Monday, December 11, 2006

Like nature, politics abhors the void: Price of Abdication

Amir Taheri has just penned the most important and far-reaching analysis of the ME conundrum:

American Abdication and Iranian Hubris

Excerpts:

(...)

Ahmadinejad's analysis of Bush as "an aberration" and an atypical American leader who is ready to stand and fight is beginning to look credible. However, even if Bush's successors do not turn out to be as spineless as Ahmadinejad hopes they will be, it is only prudent for the GC nations to take into account the possibility of an American abdication.
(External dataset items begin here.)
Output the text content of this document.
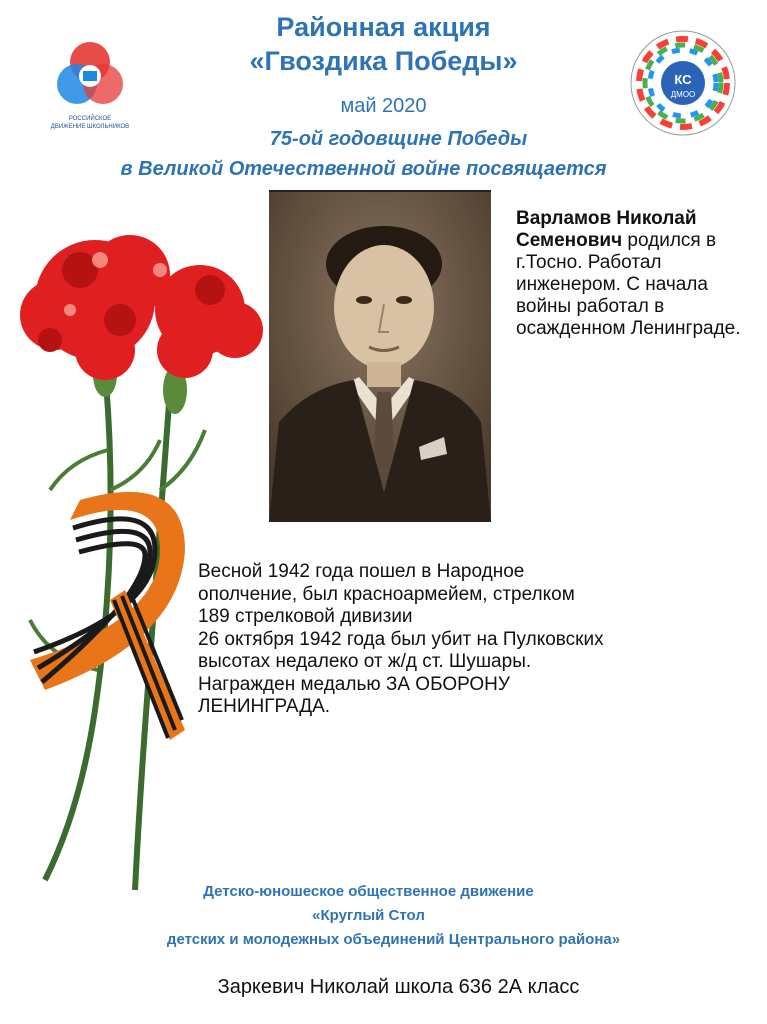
РОССИЙСКОЕ
ДВИЖЕНИЕ ШКОЛЬНИКОВ
КС
ДМОО
Районная акция
«Гвоздика Победы»
май 2020
75-ой годовщине Победы
в Великой Отечественной войне посвящается
Варламов Николай Семенович родился в г.Тосно. Работал инженером. С начала войны работал в осажденном Ленинграде.

Весной 1942 года пошел в Народное

ополчение, был красноармейем, стрелком

189 стрелковой дивизии

26 октября 1942 года был убит на Пулковских

высотах недалеко от ж/д ст. Шушары.

Награжден медалью ЗА ОБОРОНУ

ЛЕНИНГРАДА.

Детско-юношеское общественное движение
«Круглый Стол
детских и молодежных объединений Центрального района»
Заркевич Николай школа 636 2А класс
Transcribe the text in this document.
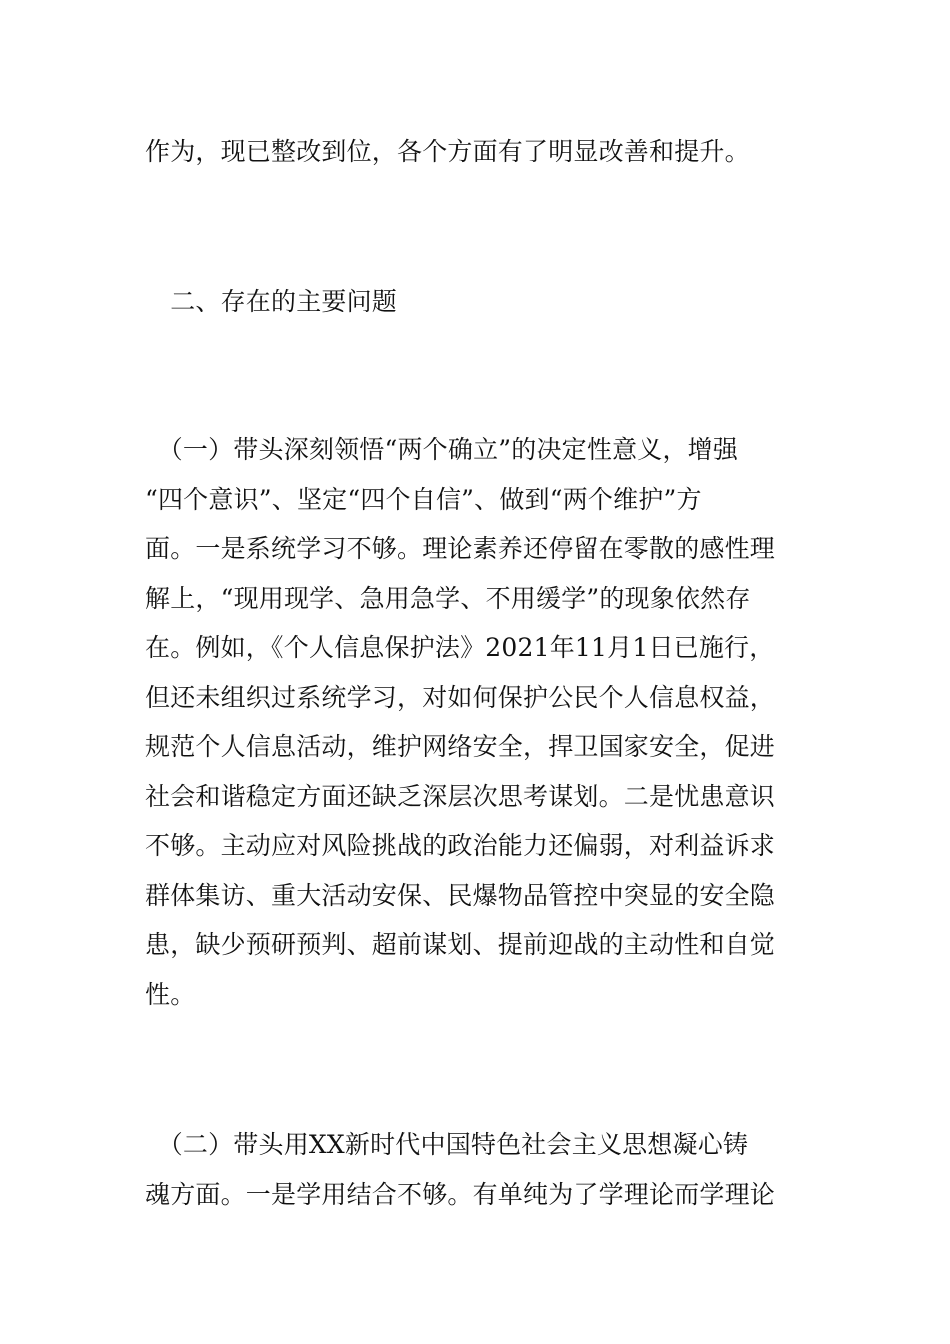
作为，现已整改到位，各个方面有了明显改善和提升。
　二、存在的主要问题
　（一）带头深刻领悟“两个确立”的决定性意义，增强
“四个意识”、坚定“四个自信”、做到“两个维护”方
面。一是系统学习不够。理论素养还停留在零散的感性理
解上，“现用现学、急用急学、不用缓学”的现象依然存
在。例如，《个人信息保护法》2021年11月1日已施行，
但还未组织过系统学习，对如何保护公民个人信息权益，
规范个人信息活动，维护网络安全，捍卫国家安全，促进
社会和谐稳定方面还缺乏深层次思考谋划。二是忧患意识
不够。主动应对风险挑战的政治能力还偏弱，对利益诉求
群体集访、重大活动安保、民爆物品管控中突显的安全隐
患，缺少预研预判、超前谋划、提前迎战的主动性和自觉
性。
　（二）带头用XX新时代中国特色社会主义思想凝心铸
魂方面。一是学用结合不够。有单纯为了学理论而学理论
The truth is that, despite President Mahmoud Ahmadinejad's hubristic sloganeering, the Islamic Republic is a ramshackle and unstable regime with its internal contradictions that cast a shadow on its future. In other words the Islamic Republic lacks the economic power, the political influence, the military might and the accumulated experience needed to act as the regional "superpower." What it has is a denial power, a negative power that could be used to sabotage the work of others. However, it lacks the positive power without which no new equilibrium is constructed. Far from emerging as the core of a new stability in the Middle East, the Islamic Republic may develop into the vortex of a new and much bigger crisis in the region.

Because of its strategic location and the fact that it contains almost two-thirds of the world's oil and gas resources, the greater Middle East region is of vital importance to the entire world. This is why almost everyone has a direct interest in this region's stability. Those who wish to see the Americans leave and those who think the Iranians lack the wherewithal to generate stability must come up with alternatives. The American abdication, if it happens, and the Iranian weakness, when it is exposed, could create a vacuum that would suck the region into a generation of violent instability and war. Like nature, politics abhors the void.